I hate to pontificate, but well...

I've been fixing/installing/working on PC's for about 12 years, and I can tell you, Norton Utilities is one of the best utilities out there for that (the old Norton Commander, and in particular the Hex editor, has to go down in history as one of the greatest utilities ever ).

Now, that said, stay away from Norton for Mac, it's about as bad as a port of VMS on TRS/80. Techtool Pro, while it lacks the slick interface that Norton has, has it where it counts, in the meat of the program. They also have the Mac experience. My advice, completely uninstall Norton and start using TechTool Pro.

Take Care,
John
 
Originally posted by J5
Turn your sound all the way up, or at least make sure it's on and you can hear the startup sound. Restart with com-opt-p-r held down-
It will make the startup sound, and then the screen goes black, and it will make the sound again.
Now you can let go of the keys.

Try to change the system disk now. Let me know if it works.

that didn't work for me. my problem with the startup disk control panel was a little different, though. when i select the icon in the system preferences pane, my disk spins for a few seconds, then the application unexpectedly quits.

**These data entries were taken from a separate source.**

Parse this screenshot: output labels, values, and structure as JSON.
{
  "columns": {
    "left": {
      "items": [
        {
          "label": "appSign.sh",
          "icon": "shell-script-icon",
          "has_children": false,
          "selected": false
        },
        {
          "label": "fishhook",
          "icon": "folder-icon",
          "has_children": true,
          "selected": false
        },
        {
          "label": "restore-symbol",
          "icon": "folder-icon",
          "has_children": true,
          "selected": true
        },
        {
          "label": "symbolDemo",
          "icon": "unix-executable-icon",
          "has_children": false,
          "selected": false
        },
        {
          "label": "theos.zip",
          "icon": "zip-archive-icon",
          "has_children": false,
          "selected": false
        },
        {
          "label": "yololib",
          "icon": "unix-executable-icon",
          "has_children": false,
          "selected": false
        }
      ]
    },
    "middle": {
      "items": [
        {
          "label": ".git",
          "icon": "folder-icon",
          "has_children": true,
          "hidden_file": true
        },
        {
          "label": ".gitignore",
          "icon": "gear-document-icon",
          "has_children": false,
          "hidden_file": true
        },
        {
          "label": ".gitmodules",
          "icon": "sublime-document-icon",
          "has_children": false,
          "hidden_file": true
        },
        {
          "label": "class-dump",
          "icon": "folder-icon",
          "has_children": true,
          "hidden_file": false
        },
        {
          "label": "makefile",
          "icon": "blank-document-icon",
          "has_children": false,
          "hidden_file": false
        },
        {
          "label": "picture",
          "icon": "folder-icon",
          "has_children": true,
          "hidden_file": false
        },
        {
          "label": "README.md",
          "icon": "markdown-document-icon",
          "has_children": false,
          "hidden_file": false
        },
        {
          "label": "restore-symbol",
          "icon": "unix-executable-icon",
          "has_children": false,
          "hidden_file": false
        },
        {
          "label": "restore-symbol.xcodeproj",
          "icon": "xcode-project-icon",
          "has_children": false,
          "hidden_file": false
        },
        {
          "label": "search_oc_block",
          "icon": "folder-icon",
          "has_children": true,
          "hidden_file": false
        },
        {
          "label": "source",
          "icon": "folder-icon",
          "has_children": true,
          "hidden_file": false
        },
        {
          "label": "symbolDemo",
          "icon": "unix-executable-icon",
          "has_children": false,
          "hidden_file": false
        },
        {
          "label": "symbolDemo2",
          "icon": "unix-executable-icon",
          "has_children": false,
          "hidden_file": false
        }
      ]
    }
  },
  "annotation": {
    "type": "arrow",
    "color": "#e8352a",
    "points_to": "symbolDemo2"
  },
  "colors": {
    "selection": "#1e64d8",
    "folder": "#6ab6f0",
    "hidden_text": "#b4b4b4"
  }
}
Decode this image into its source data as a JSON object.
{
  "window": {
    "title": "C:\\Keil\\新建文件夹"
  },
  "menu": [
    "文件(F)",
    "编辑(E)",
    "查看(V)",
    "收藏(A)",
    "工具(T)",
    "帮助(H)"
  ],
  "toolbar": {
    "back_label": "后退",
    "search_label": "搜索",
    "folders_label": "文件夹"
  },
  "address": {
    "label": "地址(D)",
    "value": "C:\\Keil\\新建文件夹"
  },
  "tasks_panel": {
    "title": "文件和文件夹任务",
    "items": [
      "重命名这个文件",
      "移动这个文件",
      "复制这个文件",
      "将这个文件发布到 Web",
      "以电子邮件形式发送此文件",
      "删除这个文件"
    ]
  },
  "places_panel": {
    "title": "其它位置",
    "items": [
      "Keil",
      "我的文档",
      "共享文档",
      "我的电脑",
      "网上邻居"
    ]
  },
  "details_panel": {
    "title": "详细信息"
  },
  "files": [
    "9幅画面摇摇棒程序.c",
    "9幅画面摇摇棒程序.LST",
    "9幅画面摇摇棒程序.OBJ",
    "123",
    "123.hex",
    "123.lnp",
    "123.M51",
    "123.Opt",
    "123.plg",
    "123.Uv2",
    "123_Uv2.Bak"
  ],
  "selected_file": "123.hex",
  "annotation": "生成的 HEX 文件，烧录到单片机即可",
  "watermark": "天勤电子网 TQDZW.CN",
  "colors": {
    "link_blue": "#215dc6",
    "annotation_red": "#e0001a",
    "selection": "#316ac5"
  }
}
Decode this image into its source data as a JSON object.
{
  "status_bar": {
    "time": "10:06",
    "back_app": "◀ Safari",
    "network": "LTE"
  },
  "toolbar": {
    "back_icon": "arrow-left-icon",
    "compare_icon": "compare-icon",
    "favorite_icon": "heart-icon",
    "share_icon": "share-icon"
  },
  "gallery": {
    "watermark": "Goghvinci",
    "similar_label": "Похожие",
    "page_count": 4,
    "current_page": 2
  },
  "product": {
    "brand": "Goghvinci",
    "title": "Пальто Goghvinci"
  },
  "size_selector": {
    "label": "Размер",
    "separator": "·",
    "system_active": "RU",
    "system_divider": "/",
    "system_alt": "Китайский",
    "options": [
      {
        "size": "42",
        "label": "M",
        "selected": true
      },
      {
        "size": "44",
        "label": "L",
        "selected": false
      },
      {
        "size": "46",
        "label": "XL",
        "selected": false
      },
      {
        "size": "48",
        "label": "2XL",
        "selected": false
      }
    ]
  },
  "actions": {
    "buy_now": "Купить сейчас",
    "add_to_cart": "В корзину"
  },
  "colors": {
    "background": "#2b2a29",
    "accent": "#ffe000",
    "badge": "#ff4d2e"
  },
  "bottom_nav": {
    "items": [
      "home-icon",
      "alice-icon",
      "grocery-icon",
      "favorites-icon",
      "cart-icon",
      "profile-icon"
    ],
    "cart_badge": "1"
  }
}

anyone else have this problem or know if a solution?

thanks.
 
Yeah, that's the same thing that I encountered. I used an OS 09 boot CD to get back to 9 then used the control panel in the OS 9 directory to make sure i didn't go back to X.

I used Tech Tool Deluxe to diagnose and repair my drive but I haven't been back to X yet to see if things are working better.

In the Applications/Utilities (i think) is a new version of
Disk First Aid -- it may help.

I left my copy of the 9 boot CD at home :( so i haven't tried going back into X yet. I'll post back here tomorrow when I see if it works properly now.
 
thanks for the tip. haven't booted into os 9 yet, but i did run the disk utility. it noticed an invalid b-tree header, 0, , but i can't repair it. i'm guess it's because i'm running disk utility off the disk i'm checking or because it's the startup disk. i tried booting off the os x disk, but couldn't. os x wasn't even recognized when i inserted the cd rom after i booted. i'm running on a powerbook g3/400 bronze. i realize hot-swapping isn't supported, so i shut down, then put in the dvd-rom drive, and tried what i said above.

thanks.
 
Okay, I brought my boot disk into work and then bravely booted back into X and promptly went to the Startup Disk system preference.

I clicked and it works! all fixed now, thanks to Tech Tool.

 
Hi Folks,

Thanks for all the messages. Apple has a real problem on their hands with this Startup Disk business (aka, B-Tree header error 0,0).

My jaunt with this started with the OS X (PB) version of Startup Disk crashing the Preferences panel app. as described above. I went to the Disk utility and ran that to find errors on almost all of my partitions. Those on the OS X boot volume couldn't be fixed, of course. So I booted into single mode and ran "fsck -y", and, yup, the errors were there, were fixed and were reported as gone when I reran fsck. Back in OS X, the Disk utility reports that the error is _still_ there, and I'm not surprised when the OS X Startup Disk panel continues to crash the Preferences app.

After Alsoft Diskwarrior (2.0.2), Tech Tool Pro (3.0.2), and Norton DD (5.0.4), in that order, my fears are confirmed, and I must wipe the partition and start anew. (This was after less invasive things suggested elsewhere, like resetting PRAM, and power manager reset.)

If anybody has any tips on what went wrong in the first place, I'd love to hear about it. (As well as what Apple plans to do with OS X on these bronze PowerBooks, if anybody knows ...) I was moving pretty fast on the OS all day, including installing the developer tools, (why doesn't it install the man pages?). I had a problem with the trash at one point, where it wouldn't empty. I emptied some .Trash paths by hand, ... probably a no-no, but the system worked fine for hours afterwards.